Friday, December 27, 2024

Peru megaport opens up Latin America to Chinese trade as U.S. looks on

(BBC News) As the world waits to see how the return of Donald Trump will reshape relations between Washington and Beijing, China has just taken decisive action to entrench its position in Latin America.

Trump won the US presidential election on a platform that promised tariffs as high as 60% on Chinese-made goods. Further south, a new China-backed megaport has the potential to create new trade routes that will bypass North America entirely.

President Xi Jinping attended the inauguration of the Chancay port on the Peruvian coast this week, an indication of just how seriously China takes the development.

Xi was in Peru for the annual meeting of the Asia-Pacific Economic Co-operation Forum (APEC). But all eyes were on Chancay and what it says about China’s growing assertiveness in a region that the US has traditionally seen as part of its sphere of influence.

As seasoned observers see it, Washington is paying the price for years of indifference toward its neighbours and their needs.

“The US has been absent from Latin America for so long, and China has moved in so rapidly, that things have really reconfigured in the past decade,” says Monica de Bolle, senior fellow at the Peterson Institute for International Economics in Washington.

“You have got the backyard of America engaging directly with China,” she tells the BBC. “That’s going to be problematic.”

Even before it opened, the $3.5-billion project, designed by China’s state-owned Cosco Shipping, had already turned a once-sleepy Peruvian fishing town into a logistical powerhouse set to transform the country’s economy.

China’s official Communist Party newspaper, the People’s Daily, called it “a vindication of China-Peru win-win co-operation.”

Peru’s President Dina Boluarte was similarly enthusiastic, describing the megaport as a “nerve centre” that would provide “a point of connection to access the gigantic Asian market.”

But the implications go far beyond the fortunes of one small Andean nation. Once Chancay is fully up and running, goods from Chile, Ecuador, Colombia, and even Brazil are expected to pass through it on their way to Shanghai and other Asian ports.

China already has considerable appetite for the region’s exports, including Brazilian soybeans and Chilean copper. Now this new port will be able to handle larger ships, as well as cutting shipping times from 35 to 23 days.

However, the new port will favour imports as well as exports. As signs grow that an influx of cheap Chinese goods bought online may be undermining domestic industry, Chile and Brazil have scrapped tax exemptions for individual customers on low-value foreign purchases.

As nervous US military hawks have pointed out, if Chancay can accommodate ultra-large container vessels, it can also handle Chinese warships.

The most strident warnings have come from Gen Laura Richardson, who has just retired as chief of US Southern Command, which covers Latin America and the Caribbean.

She has accused China of “playing the ‘long game’ with its development of dual-use sites and facilities throughout the region,” adding that those sites could serve as “points of future multi-domain access for the [People’s Liberation Army] and strategic naval chokepoints.”

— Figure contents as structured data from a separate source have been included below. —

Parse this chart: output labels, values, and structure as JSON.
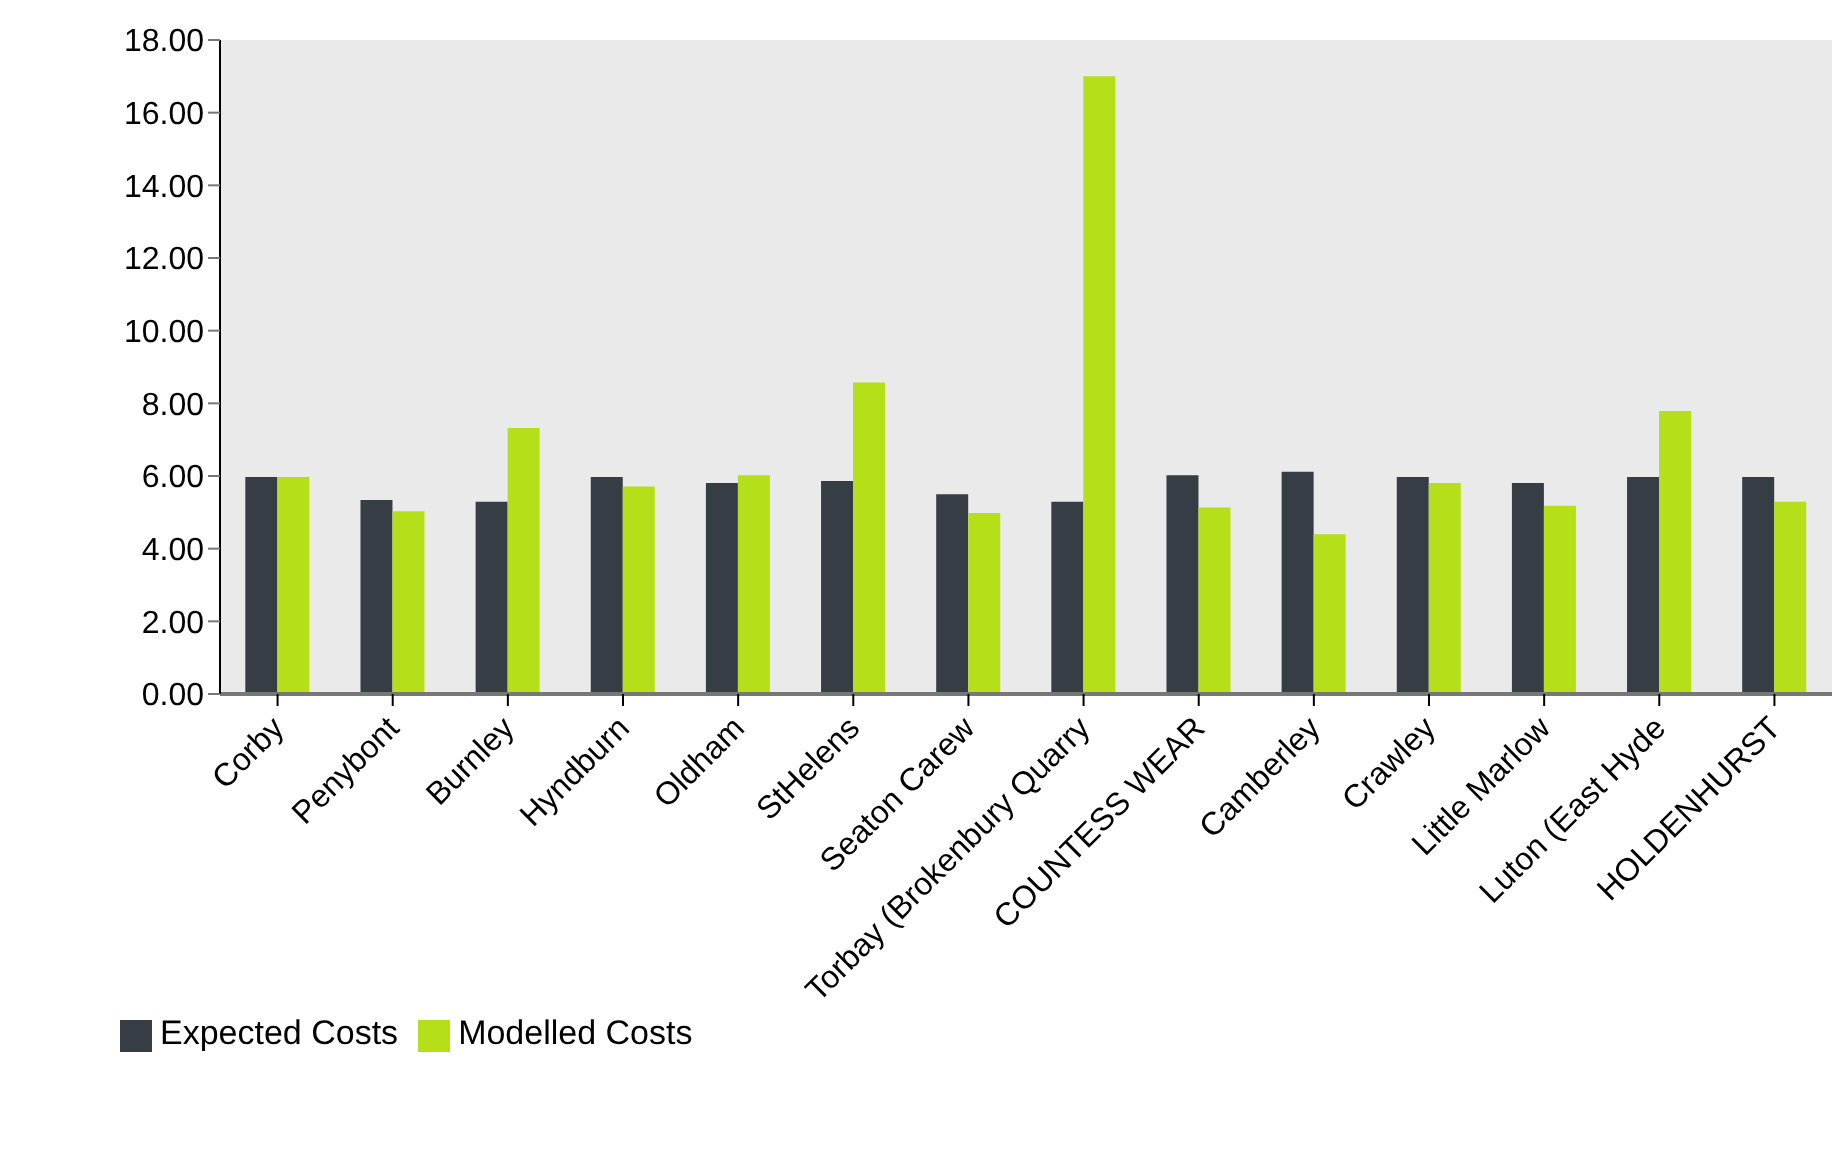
{
  "chart_data": {
    "type": "bar",
    "categories": [
      "Corby",
      "Penybont",
      "Burnley",
      "Hyndburn",
      "Oldham",
      "StHelens",
      "Seaton Carew",
      "Torbay (Brokenbury Quarry",
      "COUNTESS WEAR",
      "Camberley",
      "Crawley",
      "Little Marlow",
      "Luton (East Hyde",
      "HOLDENHURST"
    ],
    "series": [
      {
        "name": "Expected Costs",
        "color": "#363d45",
        "values": [
          5.97,
          5.34,
          5.29,
          5.97,
          5.81,
          5.86,
          5.5,
          5.29,
          6.02,
          6.12,
          5.97,
          5.81,
          5.97,
          5.97
        ]
      },
      {
        "name": "Modelled Costs",
        "color": "#b5df19",
        "values": [
          5.97,
          5.03,
          7.32,
          5.71,
          6.02,
          8.57,
          4.98,
          17.0,
          5.13,
          4.4,
          5.81,
          5.18,
          7.79,
          5.29
        ]
      }
    ],
    "ylim": [
      0,
      18
    ],
    "yticks": [
      {
        "value": 0,
        "label": "0.00"
      },
      {
        "value": 2,
        "label": "2.00"
      },
      {
        "value": 4,
        "label": "4.00"
      },
      {
        "value": 6,
        "label": "6.00"
      },
      {
        "value": 8,
        "label": "8.00"
      },
      {
        "value": 10,
        "label": "10.00"
      },
      {
        "value": 12,
        "label": "12.00"
      },
      {
        "value": 14,
        "label": "14.00"
      },
      {
        "value": 16,
        "label": "16.00"
      },
      {
        "value": 18,
        "label": "18.00"
      }
    ],
    "legend": "bottom left"
  }
}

Even if that prospect never materializes, there is a strong perception that the US is losing ground in Latin America as China forges ahead with its Belt and Road Initiative (BRI).

Outgoing US President Joe Biden was among the leaders at the APEC summit, on his first and last visit to South America during his four-year term.

Prof Álvaro Méndez, director of the Global South Unit at the London School of Economics, points out that while the US was taking Latin America for granted, Xi was visiting the region regularly and cultivating good relations.

“The bar has been set so low by the US that China only has to be a little bit better to get through the door,” he says.

Of course, Latin America is not the only part of the world targeted by the BRI. Since 2023, China’s unprecedented infrastructure splurge has pumped money into nearly 150 countries worldwide.

The results have not always been beneficial, with many projects left unfinished, while many developing countries that signed up for Beijing’s largesse have found themselves burdened with debt as a result.

Even so, left-wing and right-wing governments alike have cast aside their initial suspicions of China, because “their interests are aligned” with those of Beijing, says the Peterson Institute’s de Bolle: “They have lowered their guard out of sheer necessity.”

de Bolle says the US is right to feel threatened by this turn of events, since Beijing has now established “a very strong foothold” in the region at a time when president-elect Trump wants to “rein in” China.

“I think we will finally start to see the US putting pressure on Latin America because of China,” she says, adding that most countries want to stay on the right side of both big powers.

“The region doesn’t have to choose unless it is put in a position where they are forced to, and that would be very dumb.”

Looking ahead, South American countries such as Peru, Chile, and Colombia would be vulnerable to pressure because of the bilateral free trade agreements they have with the US, which Trump could seek to renegotiate or even tear up.

They will be watching keenly to see what happens to the United States-Mexico-Canada Agreement (USMCA), which is up for review in July 2026, but will be subject to negotiations during 2025.